THEOLOGICAL REFERENCES.

General theological references may be grouped under three heads: the soul's salvation, the procession of the divinity, and the trinity.

As to the soul's salvation, God is the opposite of the evil of beings,[551] which, when created in honor of the divinity[552] is the image of the Word, the interpreter of the One,[553] and is composed of several elements;[554] but it is a fall from God,[555] and its fate is connected with the "parousia."[556]

This going forth of the soul from God, when considered cosmically, becomes the "procession of the soul."[557] This is the "eternal generation,"[558] whereby the Son is begotten from eternity,[559] so that there could be no (Arian) "ên hote ouk ên," or, "time when he was not."[560] This is expressed as "light of light,"[561] and explained by the Athanasian light and ray simile.[562] We find even the Johannine and Philonic distinction between God and the Good.[563] The world is the first-begotten,[564] and the Intelligence is the logos of the first God,[565] as the hypostasis of wisdom is "ousia," or "being,"[566] and it is the "universal reason."[567]

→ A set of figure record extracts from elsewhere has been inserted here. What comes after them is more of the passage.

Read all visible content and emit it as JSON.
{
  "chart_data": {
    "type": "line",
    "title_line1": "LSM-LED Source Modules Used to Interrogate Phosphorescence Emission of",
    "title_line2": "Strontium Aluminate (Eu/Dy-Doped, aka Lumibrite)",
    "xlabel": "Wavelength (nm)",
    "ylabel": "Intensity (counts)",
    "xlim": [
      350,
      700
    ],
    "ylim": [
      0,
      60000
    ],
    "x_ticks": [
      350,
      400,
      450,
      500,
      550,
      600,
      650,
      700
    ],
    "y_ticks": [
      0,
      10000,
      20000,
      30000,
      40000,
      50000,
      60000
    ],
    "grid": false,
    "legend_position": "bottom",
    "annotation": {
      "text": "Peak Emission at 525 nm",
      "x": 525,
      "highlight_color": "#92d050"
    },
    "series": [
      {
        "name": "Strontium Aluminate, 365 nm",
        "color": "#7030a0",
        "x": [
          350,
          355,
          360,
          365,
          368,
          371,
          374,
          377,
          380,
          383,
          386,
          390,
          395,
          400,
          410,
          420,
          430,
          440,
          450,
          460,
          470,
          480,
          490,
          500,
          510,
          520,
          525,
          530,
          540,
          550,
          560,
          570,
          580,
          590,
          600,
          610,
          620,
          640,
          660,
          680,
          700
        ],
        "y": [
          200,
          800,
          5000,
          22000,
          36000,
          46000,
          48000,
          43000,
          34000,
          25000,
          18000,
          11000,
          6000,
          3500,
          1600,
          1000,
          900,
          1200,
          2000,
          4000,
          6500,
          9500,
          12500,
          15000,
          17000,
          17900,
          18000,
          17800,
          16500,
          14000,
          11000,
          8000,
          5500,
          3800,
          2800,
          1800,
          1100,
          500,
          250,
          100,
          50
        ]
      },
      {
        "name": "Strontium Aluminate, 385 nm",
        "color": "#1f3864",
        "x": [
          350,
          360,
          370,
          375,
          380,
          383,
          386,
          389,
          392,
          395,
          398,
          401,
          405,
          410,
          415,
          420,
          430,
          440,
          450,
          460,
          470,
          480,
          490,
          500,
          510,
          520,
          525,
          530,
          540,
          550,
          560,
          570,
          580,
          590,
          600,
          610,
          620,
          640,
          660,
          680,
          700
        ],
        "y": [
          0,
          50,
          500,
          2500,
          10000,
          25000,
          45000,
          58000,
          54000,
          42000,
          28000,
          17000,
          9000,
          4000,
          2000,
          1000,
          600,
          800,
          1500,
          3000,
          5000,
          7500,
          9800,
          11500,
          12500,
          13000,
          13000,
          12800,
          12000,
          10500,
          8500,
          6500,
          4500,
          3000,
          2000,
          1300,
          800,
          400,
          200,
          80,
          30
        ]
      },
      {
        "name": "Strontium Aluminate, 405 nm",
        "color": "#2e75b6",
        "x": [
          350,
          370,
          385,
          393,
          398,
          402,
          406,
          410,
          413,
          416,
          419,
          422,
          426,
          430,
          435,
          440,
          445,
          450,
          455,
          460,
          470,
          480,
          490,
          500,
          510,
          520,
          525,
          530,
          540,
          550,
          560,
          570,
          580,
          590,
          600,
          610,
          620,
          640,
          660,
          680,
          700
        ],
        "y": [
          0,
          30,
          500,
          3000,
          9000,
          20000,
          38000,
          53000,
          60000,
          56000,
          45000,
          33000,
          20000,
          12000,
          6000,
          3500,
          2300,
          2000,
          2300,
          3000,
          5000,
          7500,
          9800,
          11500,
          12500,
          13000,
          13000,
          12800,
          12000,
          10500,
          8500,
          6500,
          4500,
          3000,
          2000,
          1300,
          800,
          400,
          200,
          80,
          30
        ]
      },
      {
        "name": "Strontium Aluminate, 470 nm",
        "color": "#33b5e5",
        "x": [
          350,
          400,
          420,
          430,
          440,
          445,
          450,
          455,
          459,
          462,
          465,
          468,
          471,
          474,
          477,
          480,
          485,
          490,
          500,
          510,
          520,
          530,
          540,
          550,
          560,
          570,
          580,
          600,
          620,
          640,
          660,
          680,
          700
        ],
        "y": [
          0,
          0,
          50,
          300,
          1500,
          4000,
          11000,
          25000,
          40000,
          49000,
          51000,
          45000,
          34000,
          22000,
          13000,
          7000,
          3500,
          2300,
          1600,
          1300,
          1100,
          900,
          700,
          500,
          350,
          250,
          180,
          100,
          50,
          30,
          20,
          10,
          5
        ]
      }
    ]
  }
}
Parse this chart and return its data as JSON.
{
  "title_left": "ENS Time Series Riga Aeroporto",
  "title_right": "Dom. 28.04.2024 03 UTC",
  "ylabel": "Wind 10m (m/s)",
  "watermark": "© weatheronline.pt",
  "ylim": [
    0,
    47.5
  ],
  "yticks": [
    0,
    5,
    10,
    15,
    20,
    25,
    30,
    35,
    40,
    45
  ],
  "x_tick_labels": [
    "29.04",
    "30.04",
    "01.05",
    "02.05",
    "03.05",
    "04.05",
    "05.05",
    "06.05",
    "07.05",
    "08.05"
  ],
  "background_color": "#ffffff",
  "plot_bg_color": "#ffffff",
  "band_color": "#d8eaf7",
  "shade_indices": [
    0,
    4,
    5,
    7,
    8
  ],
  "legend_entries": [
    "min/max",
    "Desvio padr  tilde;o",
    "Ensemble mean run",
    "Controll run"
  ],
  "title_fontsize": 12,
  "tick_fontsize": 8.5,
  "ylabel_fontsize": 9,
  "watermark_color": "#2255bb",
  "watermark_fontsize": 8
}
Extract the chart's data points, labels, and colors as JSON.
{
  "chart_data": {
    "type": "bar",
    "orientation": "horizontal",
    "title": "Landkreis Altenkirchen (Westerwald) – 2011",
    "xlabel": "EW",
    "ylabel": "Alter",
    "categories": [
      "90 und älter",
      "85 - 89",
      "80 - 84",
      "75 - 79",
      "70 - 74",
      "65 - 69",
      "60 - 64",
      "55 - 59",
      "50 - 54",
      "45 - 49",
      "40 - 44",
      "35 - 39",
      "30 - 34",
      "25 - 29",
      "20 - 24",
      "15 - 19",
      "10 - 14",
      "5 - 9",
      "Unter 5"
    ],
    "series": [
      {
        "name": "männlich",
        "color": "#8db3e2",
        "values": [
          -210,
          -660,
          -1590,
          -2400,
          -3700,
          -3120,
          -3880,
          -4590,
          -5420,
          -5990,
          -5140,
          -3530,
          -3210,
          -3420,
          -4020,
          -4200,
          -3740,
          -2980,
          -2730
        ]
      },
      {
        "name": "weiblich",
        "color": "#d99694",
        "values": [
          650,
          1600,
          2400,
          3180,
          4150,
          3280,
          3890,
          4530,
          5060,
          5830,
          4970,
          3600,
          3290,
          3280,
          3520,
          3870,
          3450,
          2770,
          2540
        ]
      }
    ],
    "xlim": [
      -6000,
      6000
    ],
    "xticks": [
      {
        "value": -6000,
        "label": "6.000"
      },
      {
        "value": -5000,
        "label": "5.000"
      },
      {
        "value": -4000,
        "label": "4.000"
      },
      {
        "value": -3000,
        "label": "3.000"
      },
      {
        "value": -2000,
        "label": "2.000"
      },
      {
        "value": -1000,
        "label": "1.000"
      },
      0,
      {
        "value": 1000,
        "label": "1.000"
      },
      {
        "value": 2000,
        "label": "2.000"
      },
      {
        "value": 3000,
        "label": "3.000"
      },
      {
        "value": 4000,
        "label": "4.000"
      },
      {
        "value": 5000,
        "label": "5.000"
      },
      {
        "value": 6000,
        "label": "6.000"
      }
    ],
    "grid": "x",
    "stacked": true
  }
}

As to the trinity, Plotinos is the first and chief rationalizer of the cosmic trinity, which he continuously and at length discusses.[568] God is father and son,[569] and they are "homoousian," or "consubstantial."[570] The human soul (as image of the cosmic divinity), is one nature in three powers.[571] Elsewhere we have discussed the history of the term "persons," but we may understand the result of that process best by Plotinos's simile of the trinity as one head with three faces,[572] in which the "persons" bear out their original meaning of masks, "personare." Henceforward the trinity was an objective idea.